We can see that if the number of clusters is smaller than 5, the inertia has a high value but if the number of clusters is larger than 5, the inertia is relatively constant. So we choose 5 as the optimal number of clusters.

#### Performing Clustering with the Optimal Number of Clusters 

In [None]:
model2=KMeans(n_clusters=5, init='k-means++', n_init=10, max_iter=300, tol=0.0001, random_state=111, algorithm='elkan')
model2.fit(X2)
centroids2=model2.cluster_centers_
labels2=model2.labels_

#### Visualizing the Clusters 

In [None]:
plt.figure(figsize=(11,6))
sns.set_style('white')
plt.scatter(x=df['Annual Income'], y=df['Spending Score'],c=labels2,cmap='winter')
plt.scatter(centroids2[:,0], centroids2[:,1],c='red',s=200)
plt.xlabel('Annual Income',fontsize=15)
plt.ylabel('Spending Score',fontsize=15)
plt.title('Customer Segmentation Based on Annual Income and Spending Score',fontsize=18)
plt.show()

### Segmentation Based on Age, Annual Income and Spending Score

#### Finding the Optimal Number of Clusters 

In [None]:
X3=df[['Age', 'Annual Income', 'Spending Score']]
inertia3=[]
for n in range (1,10):
    model3=KMeans(n_clusters=n,init='k-means++', n_init=10, max_iter=300, tol=0.0001, random_state=111,algorithm='elkan')
    model3.fit(X3)
    inertia3.append(model3.inertia_)
print(inertia3)

In [None]:
plt.figure(figsize=(8,6))
plt.plot(list(range (1,10)),inertia3, color='indigo',marker='o', linewidth=2, markersize=12, markerfacecolor='violet', markeredgecolor='violet')
plt.xlabel('Number of Clusters',fontsize=15)
plt.ylabel('Inertia',fontsize=15)
plt.title('Inertia vs.
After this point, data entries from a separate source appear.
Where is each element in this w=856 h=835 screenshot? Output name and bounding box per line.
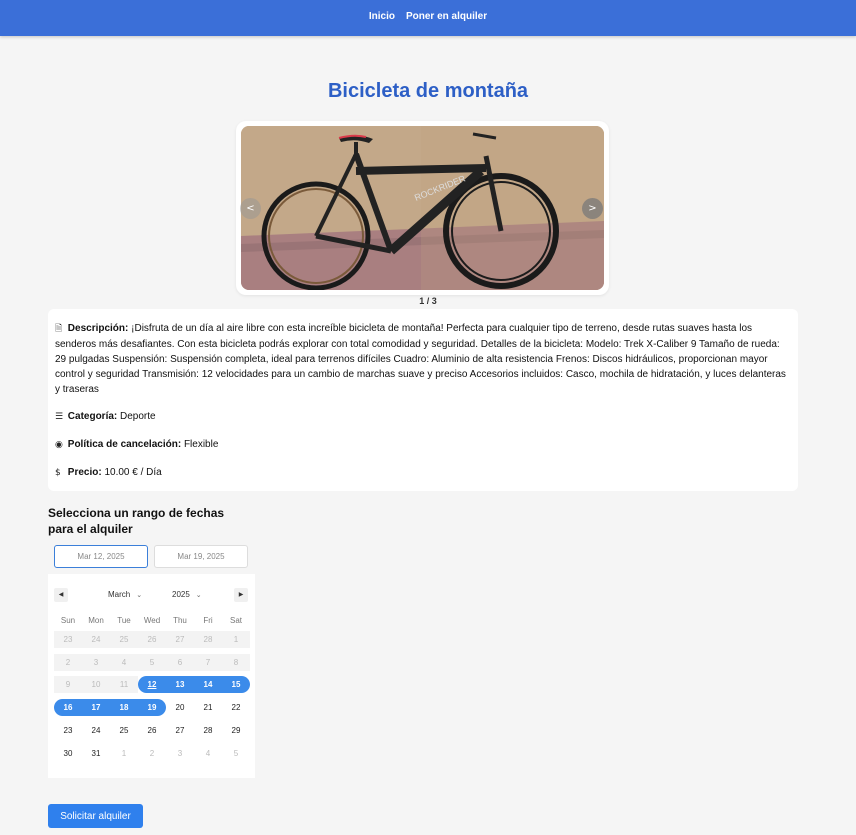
month-select[interactable]: March ⌄ — [108, 590, 142, 599]
carousel-next-button[interactable]: > — [582, 198, 603, 219]
calendar-day: 8 — [233, 657, 239, 667]
nav-link-poner-en-alquiler[interactable]: Poner en alquiler — [406, 11, 487, 22]
weekday-label: Thu — [173, 616, 187, 625]
calendar-day-selected[interactable]: 16 — [54, 699, 82, 716]
calendar-days-grid: 23 24 25 26 27 28 1 2 3 4 5 6 7 8 9 10 11 12 13 14 15 16 17 18 1… — [54, 631, 250, 778]
calendar-day-selected[interactable]: 14 — [194, 676, 222, 693]
calendar-day: 9 — [65, 680, 71, 690]
chevron-down-icon: ⌄ — [136, 591, 143, 599]
calendar-day[interactable]: 25 — [110, 722, 138, 739]
month-select-value: March — [108, 590, 131, 599]
calendar-day[interactable]: 26 — [138, 722, 166, 739]
calendar-day[interactable]: 22 — [222, 699, 250, 716]
weekday-label: Fri — [203, 616, 213, 625]
calendar-day: 10 — [91, 680, 101, 690]
calendar-day-selected[interactable]: 12 — [138, 676, 166, 693]
weekday-label: Mon — [88, 616, 104, 625]
year-select[interactable]: 2025 ⌄ — [172, 590, 202, 599]
calendar-day-selected[interactable]: 18 — [110, 699, 138, 716]
calendar-day: 3 — [93, 657, 99, 667]
calendar-day[interactable]: 31 — [82, 745, 110, 762]
year-select-value: 2025 — [172, 590, 190, 599]
nav-link-inicio[interactable]: Inicio — [369, 11, 395, 22]
calendar-day[interactable]: 30 — [54, 745, 82, 762]
price-value: 10.00 € / Día — [104, 467, 162, 478]
calendar-day: 6 — [177, 657, 183, 667]
calendar-day[interactable]: 24 — [82, 722, 110, 739]
policy-label: Política de cancelación: — [67, 439, 182, 450]
calendar-day-selected[interactable]: 13 — [166, 676, 194, 693]
calendar-day: 28 — [203, 635, 213, 644]
calendar-day-selected[interactable]: 17 — [82, 699, 110, 716]
calendar-day: 24 — [91, 635, 101, 644]
category-row: ☰ Categoría: Deporte — [55, 409, 791, 425]
chevron-down-icon: ⌄ — [195, 591, 202, 599]
calendar-day: 4 — [205, 748, 211, 758]
bike-photo-illustration: ROCKRIDER — [241, 126, 604, 290]
calendar-day: 4 — [121, 657, 127, 667]
description-label: Descripción: — [67, 323, 129, 334]
page-title: Bicicleta de montaña — [327, 80, 529, 102]
document-icon: 🗎 — [55, 324, 63, 334]
calendar-day: 2 — [65, 657, 71, 667]
category-value: Deporte — [120, 411, 156, 422]
category-label: Categoría: — [67, 411, 118, 422]
calendar-day[interactable]: 21 — [194, 699, 222, 716]
weekday-label: Sat — [229, 616, 242, 625]
weekday-label: Tue — [117, 616, 131, 625]
layers-icon: ☰ — [55, 412, 64, 422]
end-date-input[interactable]: Mar 19, 2025 — [154, 545, 248, 568]
calendar-day: 7 — [205, 657, 211, 667]
date-picker-calendar: ◀ March ⌄ 2025 ⌄ ▶ Sun Mon Tue Wed Thu Fri Sat 2… — [48, 574, 255, 778]
price-row: $ Precio: 10.00 € / Día — [55, 465, 791, 481]
calendar-day: 1 — [233, 635, 239, 644]
calendar-day: 11 — [119, 680, 129, 690]
description-text: ¡Disfruta de un día al aire libre con es… — [55, 323, 786, 395]
calendar-day[interactable]: 29 — [222, 722, 250, 739]
calendar-day: 23 — [63, 635, 73, 644]
calendar-prev-month-button[interactable]: ◀ — [54, 588, 68, 602]
dollar-icon: $ — [55, 468, 61, 478]
calendar-day: 3 — [177, 748, 183, 758]
calendar-day-selected[interactable]: 19 — [138, 699, 166, 716]
weekday-label: Wed — [143, 616, 161, 625]
calendar-day[interactable]: 28 — [194, 722, 222, 739]
weekday-label: Sun — [60, 616, 76, 625]
calendar-day: 27 — [175, 635, 185, 644]
calendar-day: 5 — [149, 657, 155, 667]
calendar-day-selected[interactable]: 15 — [222, 676, 250, 693]
carousel-prev-button[interactable]: < — [240, 198, 261, 219]
top-navbar: Inicio Poner en alquiler — [0, 0, 856, 36]
calendar-day: 26 — [147, 635, 157, 644]
details-card: 🗎 Descripción: ¡Disfruta de un día al ai… — [48, 309, 798, 491]
description-row: 🗎 Descripción: ¡Disfruta de un día al ai… — [55, 321, 791, 397]
bike-photo: ROCKRIDER — [241, 126, 604, 290]
calendar-day: 25 — [119, 635, 129, 644]
calendar-next-month-button[interactable]: ▶ — [234, 588, 248, 602]
request-rental-button[interactable]: Solicitar alquiler — [48, 804, 143, 828]
date-range-heading: Selecciona un rango de fechas para el al… — [48, 506, 225, 536]
calendar-day[interactable]: 27 — [166, 722, 194, 739]
start-date-input[interactable]: Mar 12, 2025 — [54, 545, 148, 568]
image-carousel: ROCKRIDER < > — [236, 121, 609, 295]
calendar-day[interactable]: 23 — [54, 722, 82, 739]
calendar-day[interactable]: 20 — [166, 699, 194, 716]
policy-row: ◉ Política de cancelación: Flexible — [55, 437, 791, 453]
carousel-counter: 1 / 3 — [419, 296, 437, 306]
calendar-day: 5 — [233, 748, 239, 758]
price-label: Precio: — [67, 467, 102, 478]
policy-value: Flexible — [183, 439, 219, 450]
circle-dot-icon: ◉ — [55, 440, 63, 450]
calendar-day: 2 — [149, 748, 155, 758]
calendar-day: 1 — [121, 748, 127, 758]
Number of Clusters',fontsize=18)
plt.show()

We can see that if the number of clusters is smaller than 6, the inertia has a high value but if the number of clusters is larger than 6, the inertia is relatively constant. So we choose 6 as the optimal number of clusters.

#### Performing Clustering with the Optimal Number of Clusters 

In [None]:
model3=KMeans(n_clusters=6,init='k-means++', n_init=10, max_iter=300, tol=0.0001, random_state=111,algorithm='elkan')
model3.fit(X3)
centroids3=model3.cluster_centers_
labels3=model3.labels_

#### Visualizing the Clusters 

In [None]:
fig=px.scatter_3d(data_frame=df,x='Age',y='Annual Income',z='Spending Score',color=labels3, color_continuous_scale='bluered')
fig.update_layout(
    title={
        'text': 'Customer Segmentation Based on Age, Annual Income and Spending Score',
        'y':0.95,
        'x':0.5,
        'xanchor': 'center',
        'yanchor': 'top'})
fig.show()

## Conclusion

- In this notebook, we used a dataset of mall customers and performed exploratory data analysis to visualize the relationship between columns.

- We implemented three different segmentation strategies by K-Means Clustering based on:
    - Age and Spending Score
    - Annual Income and Spending Score
    - Age, Annual Income and Spending Score

- The number of clusters were different in different strategies, varying between 4 and 6 groups of customers.